Subject: an-open-letter-to-morrissey
From: Lee Brackstone
Date: 3 Mar 2015

Dear Morrissey,

In the hope that you might consider bringing your much-rumoured memoir to The House of Eliot, I am posting this letter on the Faber website. Forlorn as this hope may be, I can only fantasise that at least you might read my letter through and consider the pleasures and prestige of being an author at Faber, the last great family-owned independent publishing house in the western hemisphere.

I have been trying to persuade you of the virtues and wisdom of this for some years now. You probably won’t remember. We even corresponded at one point via a friend of yours, an author of mine, most famous for his biography of Roxy Music which ends just as the band are getting together. You see, we love the perverse and the contrary at Faber. And we also like to think we are the custodians of twentieth-century Modernist poetry. In fact we are. Our shelves groan and bulge and spill over under the weight of Ezra, Larkin, Hughes and Heaney. And that’s just the surface; deep as it may seem. We feel very strongly that you belong in this company. To me (and to many of my colleagues) you are already in this company. It would be the fulfilment of my most pressing and persistent publishing dream to see that ‘ff’ sewn into the spine of your Life. Just any other publisher won’t do. You deserve Faber and the love we can give you. History demands it; destiny commands it.

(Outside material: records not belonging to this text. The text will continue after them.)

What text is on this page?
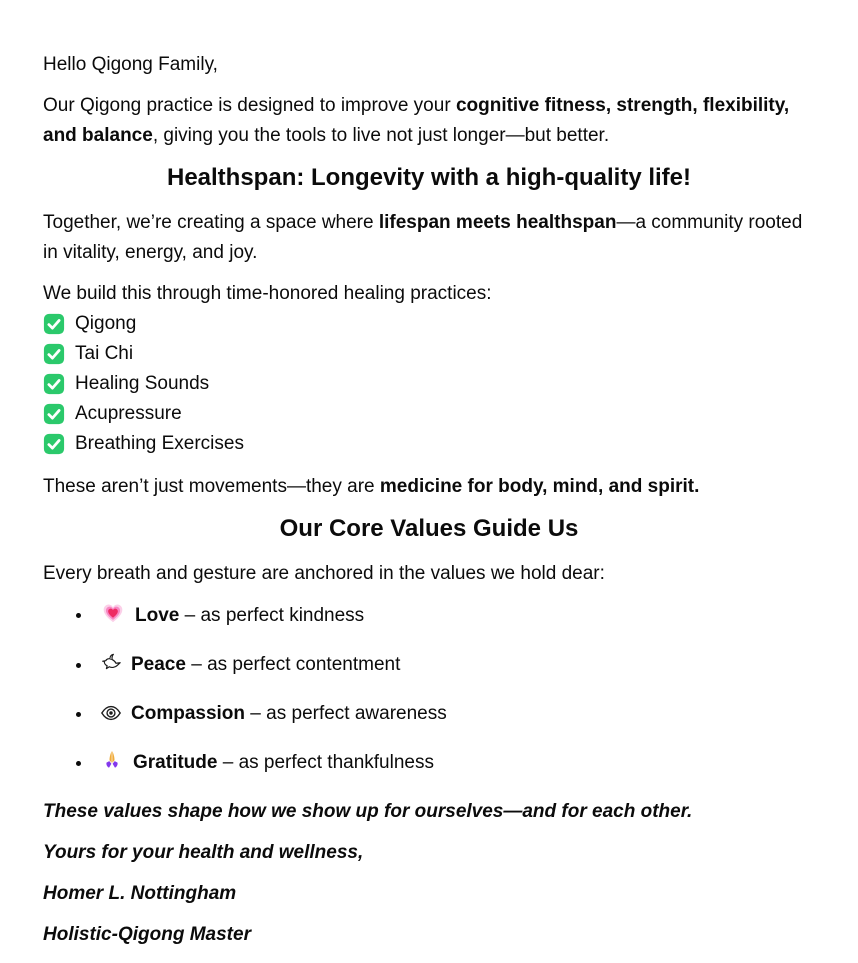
Hello Qigong Family,

Our Qigong practice is designed to improve your cognitive fitness, strength, flexibility, and balance, giving you the tools to live not just longer—but better.

Healthspan: Longevity with a high-quality life!

Together, we’re creating a space where lifespan meets healthspan—a community rooted in vitality, energy, and joy.

We build this through time-honored healing practices:

Qigong
Tai Chi
Healing Sounds
Acupressure
Breathing Exercises

These aren’t just movements—they are medicine for body, mind, and spirit.

Our Core Values Guide Us

Every breath and gesture are anchored in the values we hold dear:

Love – as perfect kindness
Peace – as perfect contentment
Compassion – as perfect awareness
Gratitude – as perfect thankfulness

These values shape how we show up for ourselves—and for each other.

Yours for your health and wellness,

Homer L. Nottingham

Holistic-Qigong Master
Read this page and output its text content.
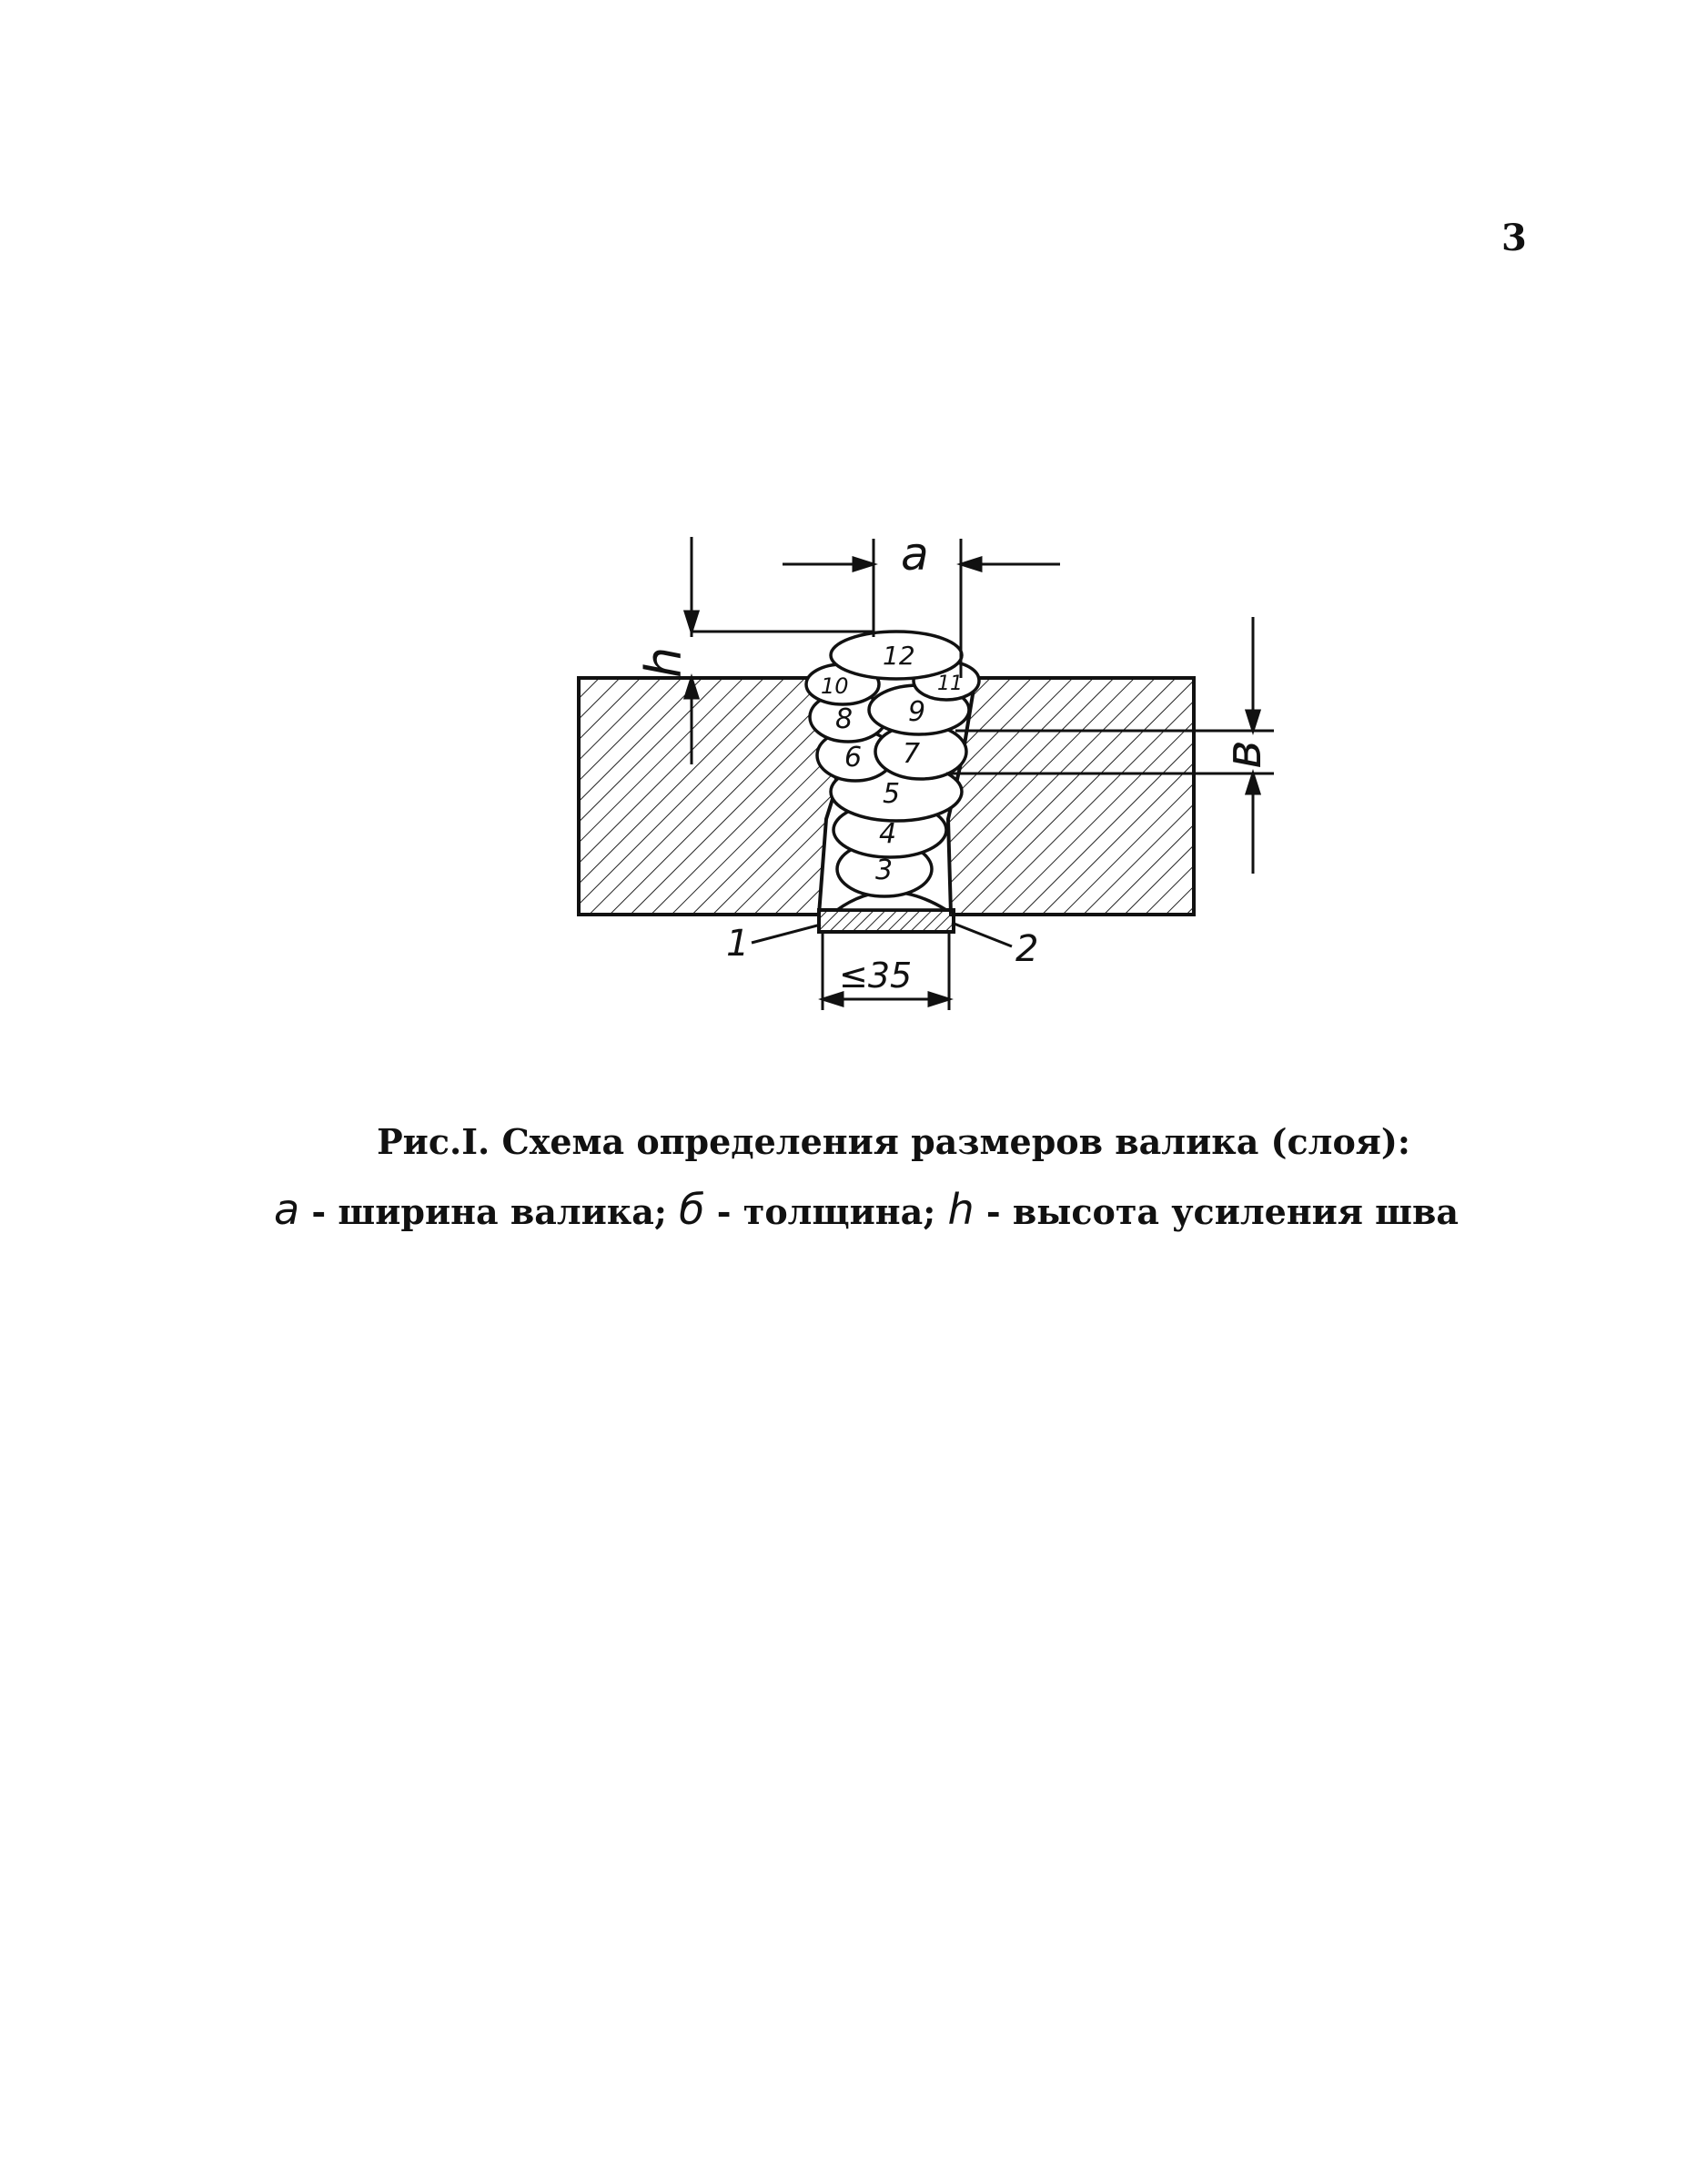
3
3
4
5
6 7
8 9
10	11
12
a
h
в
≤35
1	2
Рис.I. Схема определения размеров валика (слоя):
a - ширина валика; б - толщина; h - высота усиления шва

I did receive a fax from you once to my invitation. And you responded with interest. I don’t know if at that stage you had embarked on your project but I have recently heard again that ‘it is on’.

Morrissey, the doors of our Georgian Bloomsbury-based publishing house are open to you wherever you may be: Rome, LA, Manchester. We recently published a book of Kevin Cummins’ photographs of Manchester pop which you may have seen. If you read this and would like a copy I will gladly send one to you. Perhaps it could mark the start of a beautiful friendship.